The beauty of cooking classes!
A bus would pick us up and take us to the cooking class. My friend Sara, whom I’ve met three days before in Bangkok, booked the class for us. That’s why I expected to take the class with her.
The bus slowly filled up. Every seat was slowly being occupied. No Sara in sight. There were two possibilities: either Sara overslept, or I’m on the wrong bus.
Turns out, both of them weren’t the case. There were two busses, and Sara and I met up at the venue.
We met some lovely people and the class was fun, but I wouldn’t call it a cooking class. It was more a case of “finish the meal”: everything was prepared, we just had to throw it in the pan. The equivalent of putting in the last screw of a furniture you didn’t build yourself. I also defined the Thai fashion world for years to come:

After the pride subsided from the meal I didn’t cook, we went back to the hostel.

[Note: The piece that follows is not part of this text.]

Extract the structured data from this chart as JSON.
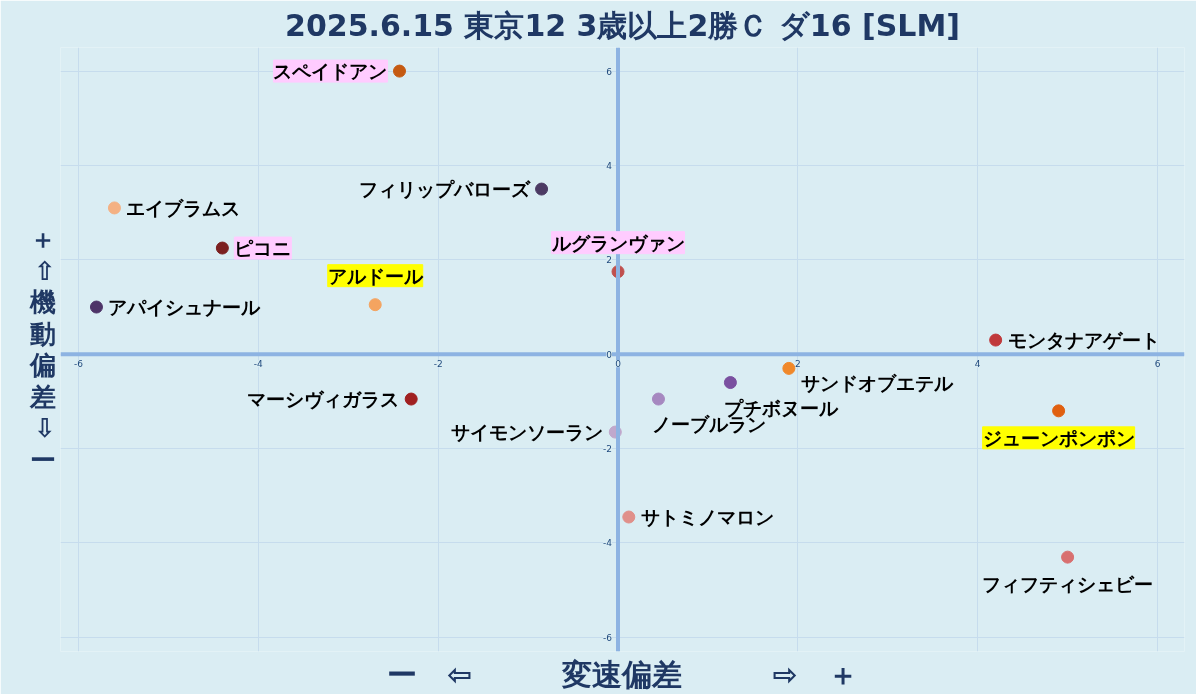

A day of adventure had only begun. In the afternoon, we headed out to the “Sticky Waterfalls”. “Sticky” because the ground has enough grip that you can walk up the stone through flowing water.

A better name would’ve been “kind of sticky”, which a lot of people found out the hard way: some spots where the water didn’t have a strong flow were covered with moss. Slippery moss. This led to some people screaming and falling, kissing the ground involuntarily. As long as no0 one gets hurt, there’s just something about people falling that’s funny (no, it didn’t happen to me stop asking).
After this long day, I was ready to fall asleep and rest my surely not bruised face from the fall that didn’t happen. Bruises would become a core part of my Thailand experience – especially the following day: on this day, I would attend a Muay Thai class.